Sur les surfaces du support qui étaient concaves à l’origine, les traits possèdent souvent un profil en V, plus ou moins symétrique. Sur les surfaces convexes du support, mais aussi parfois sur les surfaces concaves, les traits présentent un profil en V-asymétrique qui confère un faux relief. Le bord le plus oblique de ces traits asymétriques est, à plusieurs endroits, adouci par un grattage. Il s’agit là d’une technique remarquée pour la « femme à la corne » de Laussel.

Certains sites du Paléolithique supérieur, en Périgord (dès l’Aurignacien, mais surtout au Solutréen), ont livré des dizaines de petits galets dont on ignore totalement la fonction et les processus de polissage.

Un objet protomagdalénien de l’abri Pataud trouvé en place non loin de restes humains féminins, interprété comme une sculpture en forme d’animal, offre une autre lecture parallèle qui semble même plus convaincante. Il s’agirait en fait d’une statuette féminine. Si l’objet est tourné de 90 degrés, une image féminine semble évidente, image qui montre certaines ressemblances de conception avec la statuette des Milandes. Encore une fois, il s’agit d’un objet naturel, légèrement aménagé en représentation féminine. Il y a un minimum de travail de mise en forme pour mieux dégager la tête, les seins, le ventre et les jambes.
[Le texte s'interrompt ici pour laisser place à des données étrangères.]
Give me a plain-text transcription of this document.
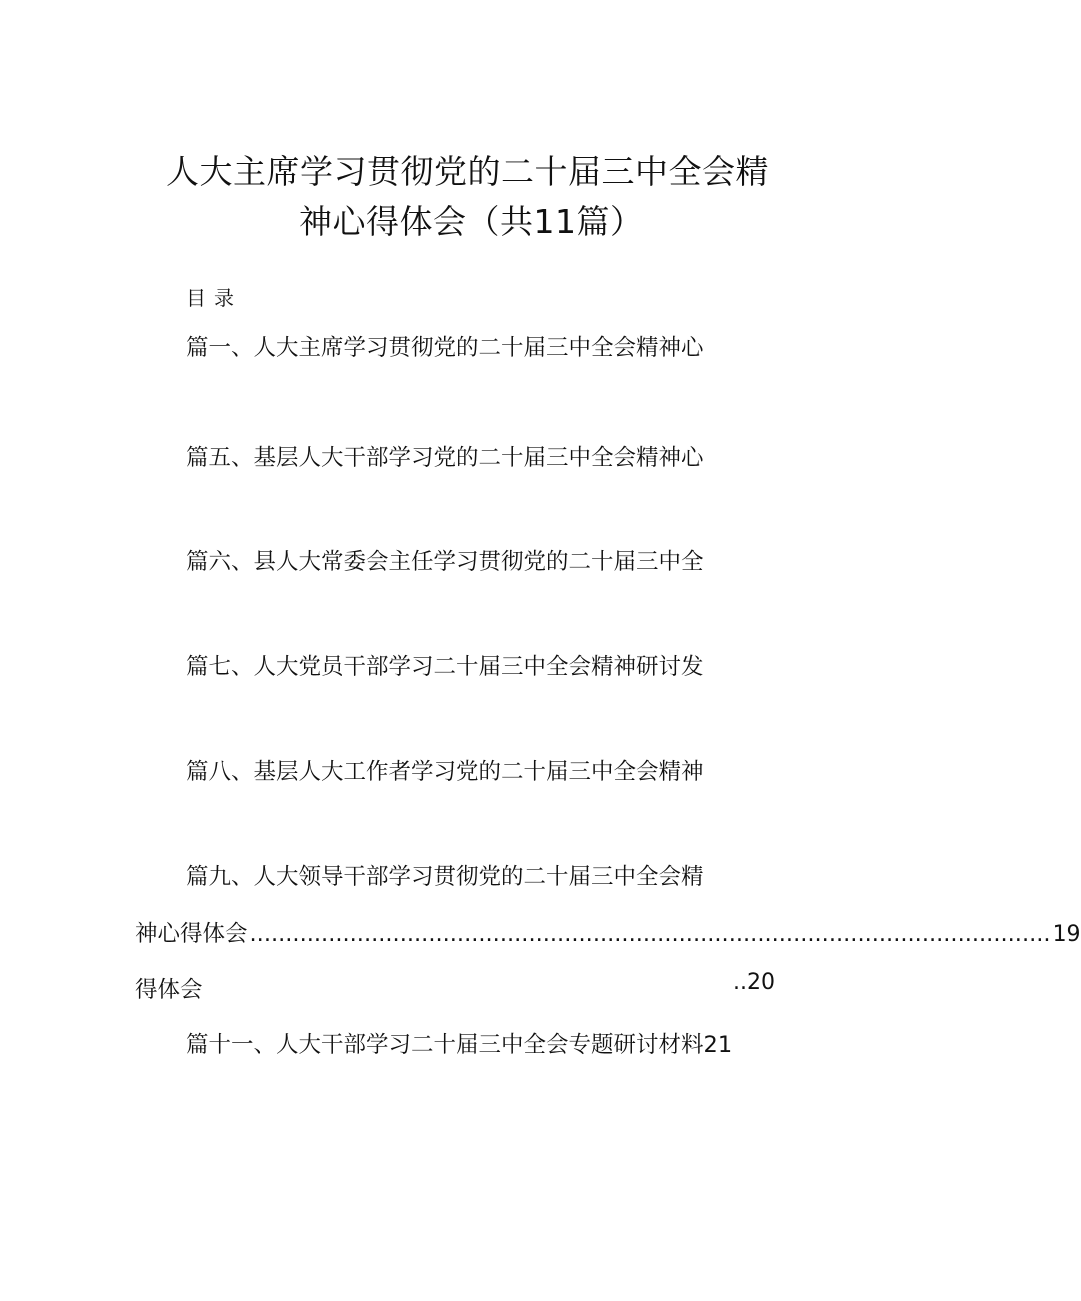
人大主席学习贯彻党的二十届三中全会精
神心得体会（共11篇）
目录
篇一、人大主席学习贯彻党的二十届三中全会精神心
篇五、基层人大干部学习党的二十届三中全会精神心
篇六、县人大常委会主任学习贯彻党的二十届三中全
篇七、人大党员干部学习二十届三中全会精神研讨发
篇八、基层人大工作者学习党的二十届三中全会精神
篇九、人大领导干部学习贯彻党的二十届三中全会精
神心得体会 ................................................................................................................ 19
得体会	..20
篇十一、人大干部学习二十届三中全会专题研讨材料21
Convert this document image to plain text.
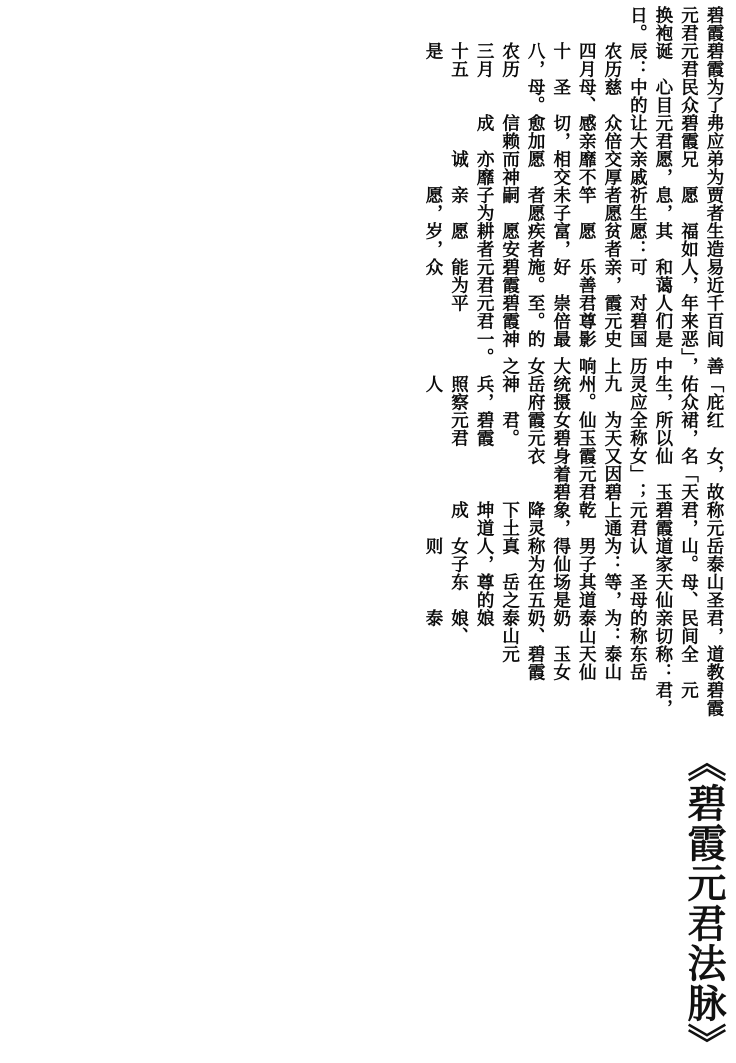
碧霞元君换袍日。
碧霞元君诞辰：农历四月十八，农历三月十五是
为了民众心目中的慈母、圣母。
弗应 碧霞元君让大众倍感亲切，愈加信赖 成
弟为兄愿，亲戚交厚 靡不相交愿 而神亦靡诚
贾者愿息，祈生者愿竿 未子者愿嗣 子为亲愿，
生造福如其愿：贫者愿富，疾者愿安 耕者愿岁，
易近人，和蔼可亲，乐善好施。碧霞元君能为众
千百年来人们对碧霞元君尊崇倍至。碧霞元君平
间善恶」，是中国历史上影响最大的女神之一。
「庇佑众生，灵应九州。统摄岳府神兵，照察人
红裙，所以全称为天仙玉女碧霞元君。碧霞元君
女，故名「天仙玉女」；又因碧霞元君身着碧衣
称元君，碧霞元君上通乾象，降灵下土 坤道成
岳泰山。道家认为：男子得仙称为真人，女子则
山圣母、天仙圣母等，其道场是在五岳之尊的东
君，民间亲切的称为：泰山奶奶、泰山娘娘、泰
道教全称：东岳泰山天仙玉女碧霞元
碧霞元君，
《碧霞元君法脉》
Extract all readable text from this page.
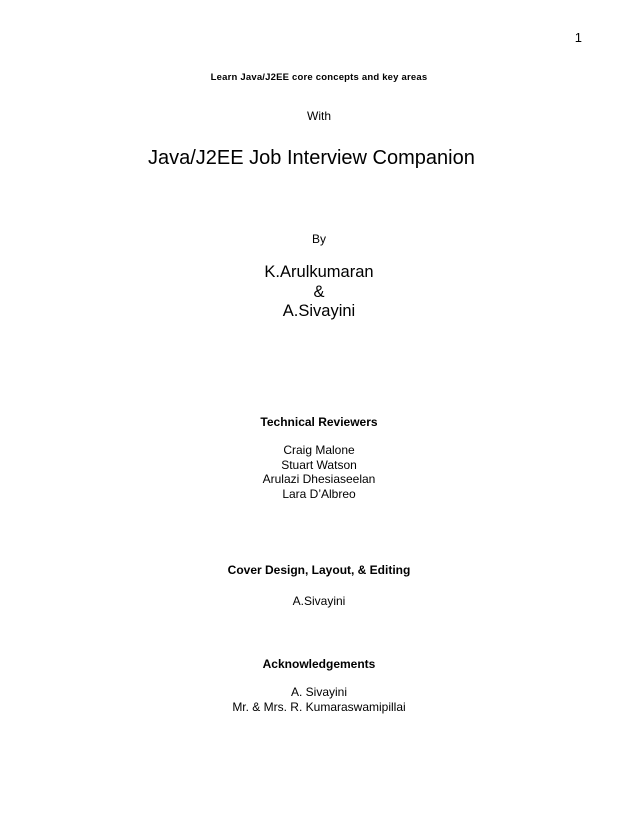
1
Learn Java/J2EE core concepts and key areas
With
Java/J2EE Job Interview Companion
By
K.Arulkumaran
&
A.Sivayini
Technical Reviewers
Craig Malone
Stuart Watson
Arulazi Dhesiaseelan
Lara D’Albreo
Cover Design, Layout, & Editing
A.Sivayini
Acknowledgements
A. Sivayini
Mr. & Mrs. R. Kumaraswamipillai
L’abri du Facteur (Tursac, Dordogne) a livré un galet de calcite ambrée, transformé en représentation féminine. Cette statuette, précisément datée du Gravettien (-23 000), est haute de 8,1 cm, donc à peu près la même taille que celle des Milandes. Elle présente les mêmes contours lisses, en partie naturels, et le même dos arqué. Les fesses et les cuisses ont été soulignées par un trait gravé qui marque la taille ainsi que le pli entre le ventre et les cuisses. Certains chercheurs ont voulu voir une évocation phallique dans le piédestal qui descend entre les jambes repliées.

À Monpazier, on a trouvé un galet naturel (limonite-quartz) de forme curieuse, transformé en figure féminine. Comme la statuette des Milandes, cet objet a été trouvé dans un champ cultivé.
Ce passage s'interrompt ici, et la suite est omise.